The absurdity here is, of course, that Iran’s nuclear program is patently not exclusively peaceful. In these nuclear talks, Iran has reportedly been demanding terms, such as the “right” to uranium enrichment, which are not remotely necessary for a peaceful nuclear program. The Obama administration is now touting it as a desirable goal to try to keep Iran just a year away from a breakout to nuclear weapons. In the context of the Islamic Republic of Iran’s terror-sponsoring messianic tyranny, already expanding its reach across the Middle East, that is not a peaceful setup. Nor does it sound particularly reliable, given Iran’s long record of nuclear deceit, smuggling and lying about its nuclear program, compounded by errors and lags in western detection of the same.
But to judge by the frantic behavior of Kerry and U.S. envoy Wendy Sherman (U.S. point person at the talks since they began), President Obama apparently wants a nuclear deal with Iran, whatever that means, and whatever it takes. So let’s focus for a moment on the wiggle-room afforded by the term “international community” — as in, the international community that is supposed to end up satisfied that Iran’s nuclear program is “exclusively peaceful.”
What is that “international community”? Who belongs to this apparently select crowd? Evidently it consists of the diplomats at the talks, and the politicians behind them. It includes Obama, Kerry, Putin, Lavrov, China’s President Xi Jinping and Foreign Minister Wang Yi. It includes the British, German and French (who reportedly have not been entirely satisfied so far that Iran’s intentions are exclusively peaceful, but maybe with enough bilats and trilats Kerry will wear them down, if only by way of sheer exhaustion).

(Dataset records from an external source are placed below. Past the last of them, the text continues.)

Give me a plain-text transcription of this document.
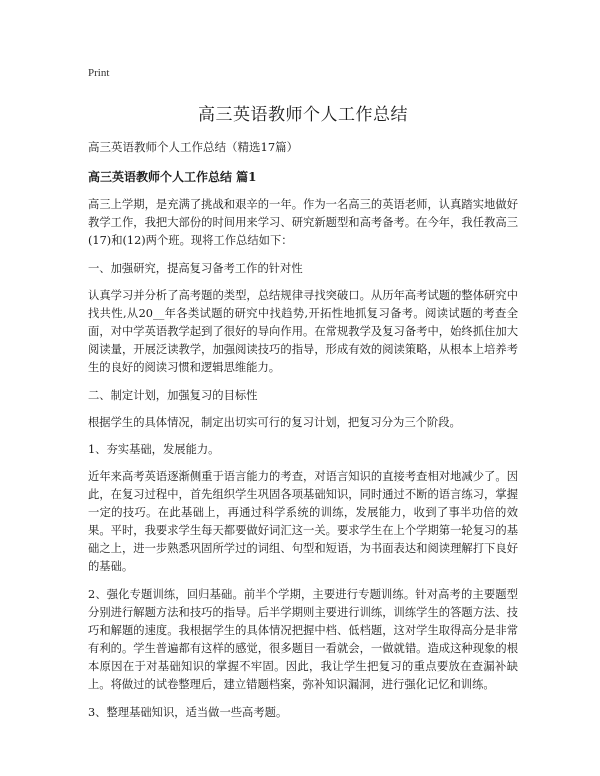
Print
高三英语教师个人工作总结

高三英语教师个人工作总结（精选17篇）

高三英语教师个人工作总结 篇1

高三上学期，是充满了挑战和艰辛的一年。作为一名高三的英语老师，认真踏实地做好教学工作，我把大部份的时间用来学习、研究新题型和高考备考。在今年，我任教高三(17)和(12)两个班。现将工作总结如下：

一、加强研究，提高复习备考工作的针对性

认真学习并分析了高考题的类型，总结规律寻找突破口。从历年高考试题的整体研究中找共性,从20__年各类试题的研究中找趋势,开拓性地抓复习备考。阅读试题的考查全面，对中学英语教学起到了很好的导向作用。在常规教学及复习备考中，始终抓住加大阅读量，开展泛读教学，加强阅读技巧的指导，形成有效的阅读策略，从根本上培养考生的良好的阅读习惯和逻辑思维能力。

二、制定计划，加强复习的目标性

根据学生的具体情况，制定出切实可行的复习计划，把复习分为三个阶段。

1、夯实基础，发展能力。

近年来高考英语逐渐侧重于语言能力的考查，对语言知识的直接考查相对地减少了。因此，在复习过程中，首先组织学生巩固各项基础知识，同时通过不断的语言练习，掌握一定的技巧。在此基础上，再通过科学系统的训练，发展能力，收到了事半功倍的效果。平时，我要求学生每天都要做好词汇这一关。要求学生在上个学期第一轮复习的基础之上，进一步熟悉巩固所学过的词组、句型和短语，为书面表达和阅读理解打下良好的基础。

2、强化专题训练，回归基础。前半个学期，主要进行专题训练。针对高考的主要题型分别进行解题方法和技巧的指导。后半学期则主要进行训练，训练学生的答题方法、技巧和解题的速度。我根据学生的具体情况把握中档、低档题，这对学生取得高分是非常有利的。学生普遍都有这样的感觉，很多题目一看就会，一做就错。造成这种现象的根本原因在于对基础知识的掌握不牢固。因此，我让学生把复习的重点要放在查漏补缺上。将做过的试卷整理后，建立错题档案，弥补知识漏洞，进行强化记忆和训练。

3、整理基础知识，适当做一些高考题。
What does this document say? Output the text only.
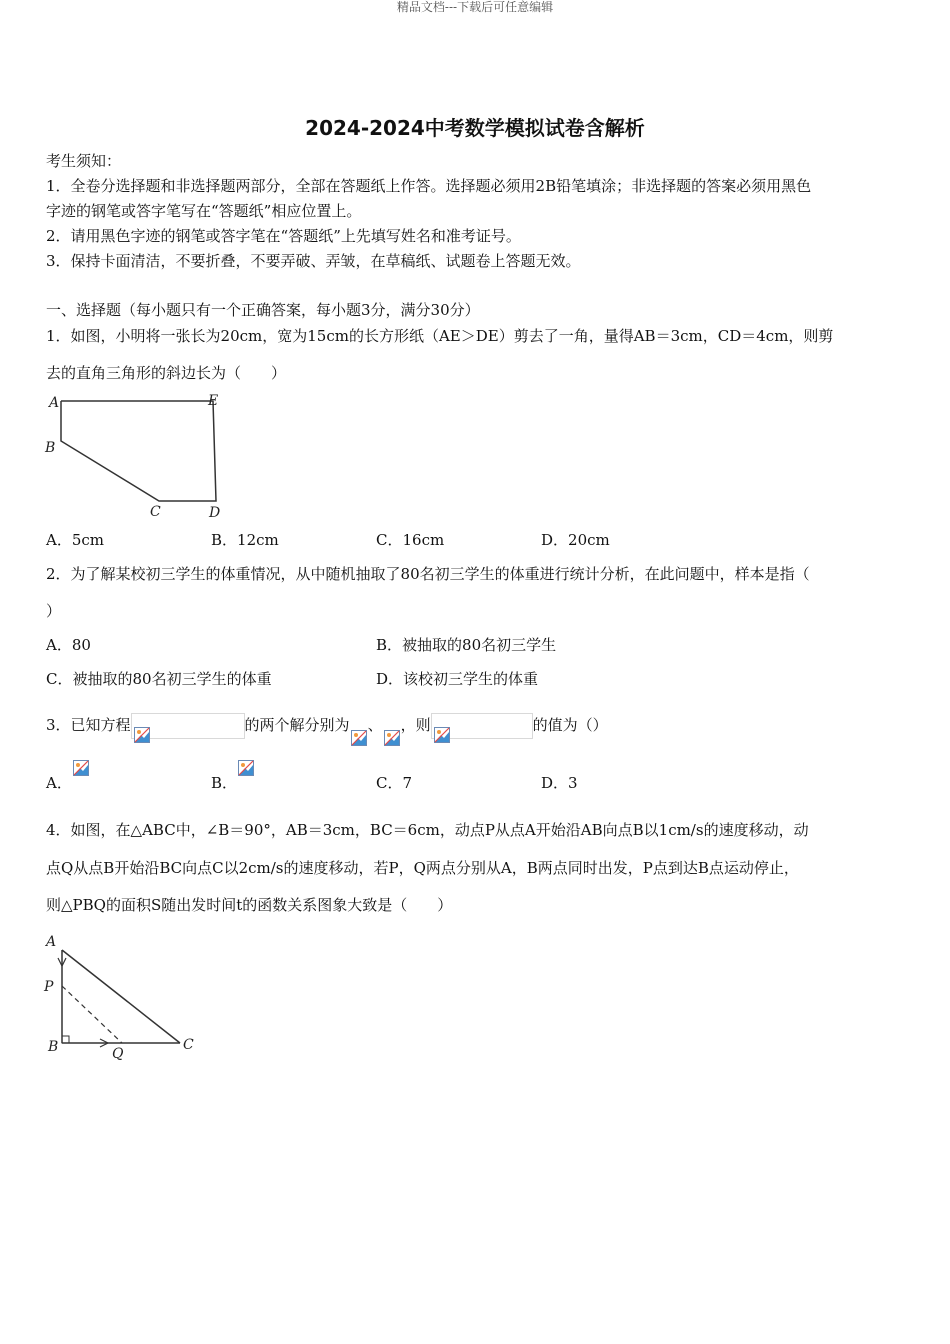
精品文档---下载后可任意编辑
2024-2024中考数学模拟试卷含解析
考生须知：
1．全卷分选择题和非选择题两部分，全部在答题纸上作答。选择题必须用2B铅笔填涂；非选择题的答案必须用黑色
字迹的钢笔或答字笔写在“答题纸”相应位置上。
2．请用黑色字迹的钢笔或答字笔在“答题纸”上先填写姓名和准考证号。
3．保持卡面清洁，不要折叠，不要弄破、弄皱，在草稿纸、试题卷上答题无效。
一、选择题（每小题只有一个正确答案，每小题3分，满分30分）
1．如图，小明将一张长为20cm，宽为15cm的长方形纸（AE＞DE）剪去了一角，量得AB＝3cm，CD＝4cm，则剪
去的直角三角形的斜边长为（　　）
A	E
B
C	D
A．5cm	B．12cm	C．16cm	D．20cm
2．为了解某校初三学生的体重情况，从中随机抽取了80名初三学生的体重进行统计分析，在此问题中，样本是指（
）
A．80	B．被抽取的80名初三学生
C．被抽取的80名初三学生的体重	D．该校初三学生的体重
3．已知方程	的两个解分别为 、 ，则	的值为（）
A．	B．	C．7	D．3
4．如图，在△ABC中，∠B＝90°，AB＝3cm，BC＝6cm，动点P从点A开始沿AB向点B以1cm/s的速度移动，动
点Q从点B开始沿BC向点C以2cm/s的速度移动，若P，Q两点分别从A，B两点同时出发，P点到达B点运动停止，
则△PBQ的面积S随出发时间t的函数关系图象大致是（　　）
A
P
B	Q
C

Anyone else who might have doubts about any deal (or quasi deal) emerging from the current talks is apparently not part of the “international community.” If they are not satisfied, their concerns are less important than Iran’s demands. This crowd of non-members of the international community evidently includes a great many members of the U.S. Congress, Israel, Saudi Arabia, me, maybe you, and anyone else prone to wondering whether Tehran just might have plans to do something beyond powering the electric grid — with all that nuclear infrastructure which, along with its ballistic missile program, the Iranian regime is refusing to give up.
Are these talks by now really about stopping Iran from getting the bomb? Or are they preparing the way for U.S. administration officials and their select “international community” cohorts to start telling us, not so far down the road, that it’s really all right for Iran to get nuclear weapons, as long as the bombs are for purposes that Iran assures us are — what’s that phrase again? — “exclusively peaceful”?